Upon meeting, it’s difficult to imagine that Christopher Bollen could have penned so twisted a tale of death and depravity as his new novel, Orient. His easy demeanor, the lightness with which he dances between topics of conversation, his readiness to laugh, none of these qualities seem to mesh with a man whose mind is capable of creating a character (or characters, no spoilers here) who unleashes a series of gruesome murders on an idyllic and isolated Long Island town.
But this story is something he’s been waiting to tell his whole life. “I always knew I wanted to write mysteries,” Bollen says. “In fact, I didn't want to write anything else for a very long time.” Agatha Christie was his gateway drug into literature and reading; he was obsessed. “It was frightening,” he says with a laugh. He says that his classmates were probably worried about him in the sixth grade. “I was totally normal in fifth grade, and then something happened, something terrible happened,” he says, “and I couldn't stop reading Agatha Christie novels.”

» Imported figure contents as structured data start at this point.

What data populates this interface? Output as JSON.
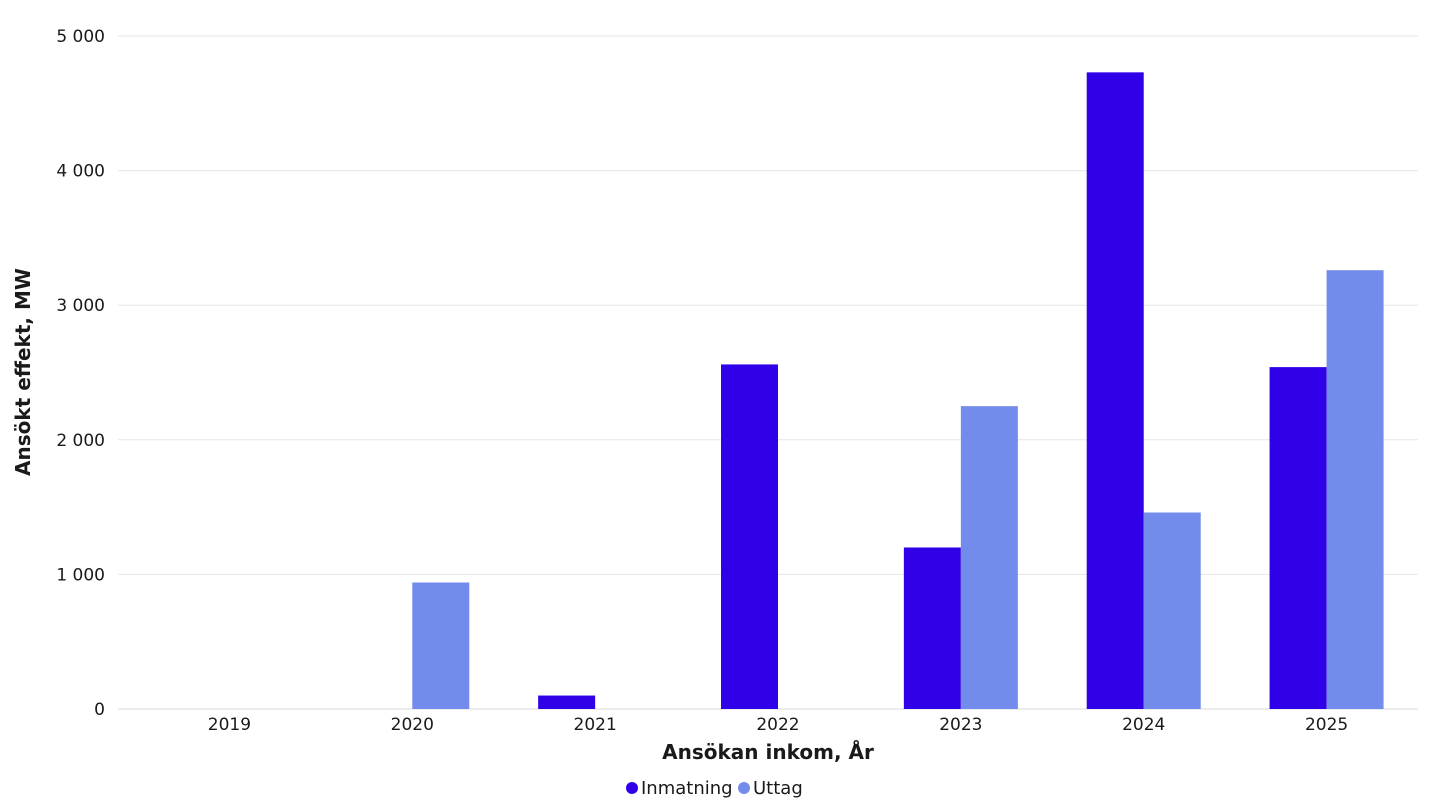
{
  "chart_data": {
    "type": "bar",
    "categories": [
      "2019",
      "2020",
      "2021",
      "2022",
      "2023",
      "2024",
      "2025"
    ],
    "series": [
      {
        "name": "Inmatning",
        "color": "#3000e8",
        "values": [
          0,
          0,
          100,
          2560,
          1200,
          4730,
          2540
        ]
      },
      {
        "name": "Uttag",
        "color": "#738ceb",
        "values": [
          0,
          940,
          0,
          0,
          2250,
          1460,
          3260
        ]
      }
    ],
    "xlabel": "Ansökan inkom, År",
    "ylabel": "Ansökt effekt, MW",
    "ylim": [
      0,
      5000
    ],
    "yticks": [
      0,
      1000,
      2000,
      3000,
      4000,
      5000
    ],
    "ytick_labels": [
      "0",
      "1 000",
      "2 000",
      "3 000",
      "4 000",
      "5 000"
    ],
    "grid": true,
    "legend_position": "bottom-center"
  }
}
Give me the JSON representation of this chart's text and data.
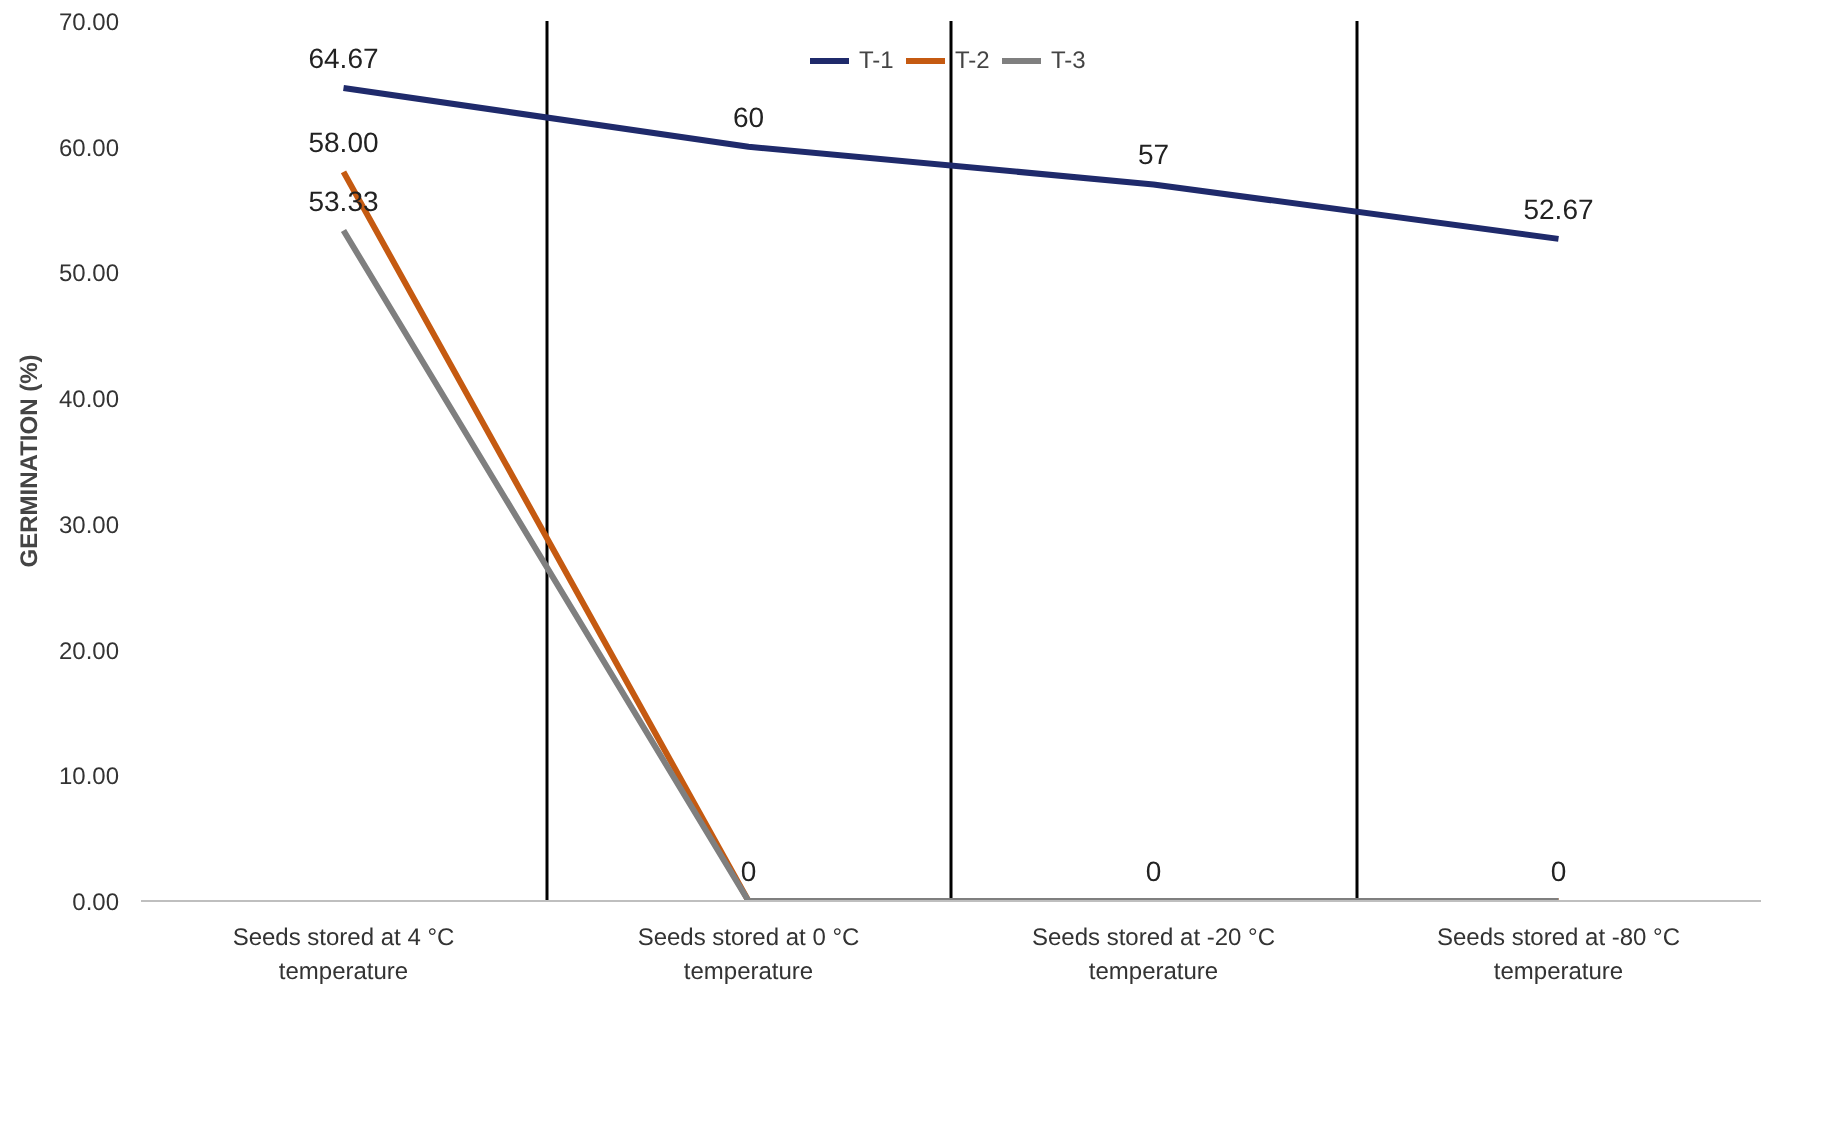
{
  "chart_data": {
    "type": "line",
    "ylabel": "GERMINATION (%)",
    "categories": [
      "Seeds stored at 4 °C temperature",
      "Seeds stored at 0 °C temperature",
      "Seeds stored at -20 °C temperature",
      "Seeds stored at -80 °C temperature"
    ],
    "series": [
      {
        "name": "T-1",
        "color": "#1f2a6b",
        "values": [
          64.67,
          60,
          57,
          52.67
        ],
        "value_labels": [
          "64.67",
          "60",
          "57",
          "52.67"
        ]
      },
      {
        "name": "T-2",
        "color": "#c55a11",
        "values": [
          58,
          0,
          0,
          0
        ],
        "value_labels": [
          "58.00",
          null,
          null,
          null
        ]
      },
      {
        "name": "T-3",
        "color": "#7f7f7f",
        "values": [
          53.33,
          0,
          0,
          0
        ],
        "value_labels": [
          "53.33",
          "0",
          "0",
          "0"
        ]
      }
    ],
    "ylim": [
      0,
      70
    ],
    "yticks": [
      {
        "value": 0,
        "label": "0.00"
      },
      {
        "value": 10,
        "label": "10.00"
      },
      {
        "value": 20,
        "label": "20.00"
      },
      {
        "value": 30,
        "label": "30.00"
      },
      {
        "value": 40,
        "label": "40.00"
      },
      {
        "value": 50,
        "label": "50.00"
      },
      {
        "value": 60,
        "label": "60.00"
      },
      {
        "value": 70,
        "label": "70.00"
      }
    ],
    "grid": "x",
    "legend": "top",
    "marker": "none",
    "line_style": "solid"
  }
}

When Mills Chevern, a 19-year-old product of California’s foster care system, finds himself down and out as a result of druggy friends in New York City, his kindly neighbor, Paul, offers to take him out to Orient, the last town on the North Fork of Long Island. What should have been a time of recovery, of sea breezes and quiet nights, quickly becomes marred by the mounting death toll that just happened to begin when Mills arrived. Teaming up with Beth, a newly married Orient native, the two try to discover who’s responsible, as all eyes and fingers begin to point toward Mills, the outsider with an unknown past.
Bollen’s first novel, Lightning People, explores some of the same ideas found in Orient—the meeting of cultures, the idea of America—but it wasn’t the whodunnit mystery he’d been dreaming of since childhood. The process, however, unintentionally led him to this chilling work.
“It just so happened that I was in Orient, staying at a friend’s house, finishing up the edits of Lightning People. It was so beautiful, so pristine. Wild grasses blowing in the bay beyond the backyard. Children bike riding. And then,” Bollen says with a cock of his eyebrow, “night crept in. It was so dark out there, I became terrified.” Bollen had been living in New York City since 1996, sometimes in dangerous neighorhoods, but the suburban setting of Orient terrified him. “I actually took a knife from the kitchen,” he adds laughing. “It was such a childish reaction. And then the next morning, it was beautiful again. I really liked this idea: dream by day and then nightmare by night. How something can shift so radically. And because Orient is only connected by a very thin causeway, I started to think of Murder on the Orient Express. That's where the idea for the novel started. It could never have been set anywhere else. The only things I knew were that it needs to be a novel set in Orient, and the title needs to be Orient. Everything else just came after that fact.”
While the idea for the novel may not have begun with protagonist Mills, the inclusion of such a character is something Bollen had been toying with for some time.
“I think I've always been obsessed with the idea of homelessness,” Bollen says. “The freedom and desperation of it. Mills really is homeless, and it's a vulnerable place to be when you don't have anyone to vouch for you, or to go back to. The youngest person in the novel is in the most jeopardizing and dangerous place—that was really interesting to me.
In a novel that also taps into the tensions between natives and newcomers, year-rounders (those who live in Orient full-time) and weekenders (New Yorkers who come out to the country on weekends), there’s a level of symmetry in the fact that Bollen, an outsider, commandeered this sleepy town to tell his story. And how does he expect the locals to take his literary invasion?
“I really think that I won't be allowed over the causeway,” he says laughing, eyes wide with mock horror. “I think they're going to set up a toll booth with a picture of me and not let me pass. But,” he concludes, his earnestness returning, “I think if they actually read it, they’ll see I’m not trying to take down their neighborhood. I love Orient. It's beautiful.”